他这头吼得脸红脖粗,那头坐着的男人却依然轻摇着羽扇,声色不动。
“他娘的!老子跟你说话,你一副不理不睬的样子,算怎么回事!”
“在下只是在等将军把话说完,这就,说完了吗?”清风不徐不疾的抿了一口清茶,抬头之时却突然隐去了淡然的模样,微眯的双眼中透出了一种阴沉,对着铁穆耳汗冷冷一笑,道:“打仗拼的是力量与狠气?将军这番话一说出来,清风当真很是好奇将军这么多年来的威名是如何来的!你知道现在晋营之中有谁吗?”
“谁!”铁穆耳汗冷嗤一声瞥向了清风,十分不以为然。
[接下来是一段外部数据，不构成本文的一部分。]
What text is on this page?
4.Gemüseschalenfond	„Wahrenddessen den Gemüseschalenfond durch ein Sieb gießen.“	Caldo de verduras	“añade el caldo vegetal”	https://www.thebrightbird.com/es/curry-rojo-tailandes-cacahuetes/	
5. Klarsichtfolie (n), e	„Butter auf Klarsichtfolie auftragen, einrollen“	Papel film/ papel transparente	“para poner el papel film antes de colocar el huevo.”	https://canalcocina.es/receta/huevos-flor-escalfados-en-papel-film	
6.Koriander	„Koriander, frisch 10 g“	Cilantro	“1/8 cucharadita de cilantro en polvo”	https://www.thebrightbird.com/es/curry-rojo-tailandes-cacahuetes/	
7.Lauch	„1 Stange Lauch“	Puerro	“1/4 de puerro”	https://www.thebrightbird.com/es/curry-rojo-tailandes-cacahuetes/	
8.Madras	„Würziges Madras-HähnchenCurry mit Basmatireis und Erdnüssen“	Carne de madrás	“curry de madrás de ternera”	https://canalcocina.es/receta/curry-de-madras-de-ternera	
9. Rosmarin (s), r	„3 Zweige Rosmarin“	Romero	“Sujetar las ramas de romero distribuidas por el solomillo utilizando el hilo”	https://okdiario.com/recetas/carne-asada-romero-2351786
在他看来,打仗拼的是兵力与后备军需,虽然清风以计策破了白山城,用极小的代价便得到了很大的胜利,可就算没有他,这数十万众的人马攻入九原也只是时日问题,他便不相信一个人的头脑能抵过千军万马。
“他能在十多年的时间里与武氏父子周旋争斗保全自身,还能发展势力,掌控全局,莫说大晋,便是大郑如今也遍布了他手中无数人马,从当初微不足道的前朝余孽到如今洪流般不可阻挡的声势地位,你以为,他会是谁。”
“你说的——莫非是大晋的死敌,前朝戍的皇子,冷公子?”铁穆耳汗的声音有了一丝压抑,不可否认,关于冷公子的传闻太多太多,便是他不想知道也根本不可能。
一个前朝遗留下来的皇子,在相国府大肆的追捕之下还能崛起,其过人的智谋的确难以否认,他的身后并非开始就有那么多支持与追随之人,所以,他靠的不是强劲的兵马后盾,而是……
“你让人死守黑风口道,却单单忽略了两翼的河流,这漠北极寒之地与赫博多的气候如此相似,每年开春,河流皆仍有冻冰,河床越是狭窄,冰面便越是厚实难以解冻!孟昶龙其人我十分了解,他虽是粗人一个,却善于听取他人的意见,苍浪是保守没错,但冷公子便未必了,他若让人弃马滑冰,背常理而行,派出善行善攻之人从黑风口背面包抄,与慕枫的队伍遥相呼应,只怕咱们那几万人马成了瓮中之物,进退不能,陷入绝地!”
清风那话一完,铁穆耳汗竟生生的惊出了一身冷汗,随着清风的指点看向桌面的地势图后,他再也坐不住身,霍然而起对外唤道:“来人,立刻快马加鞭通知花赤尔将军派兵前往黑风口左右两翼围堵晋兵!”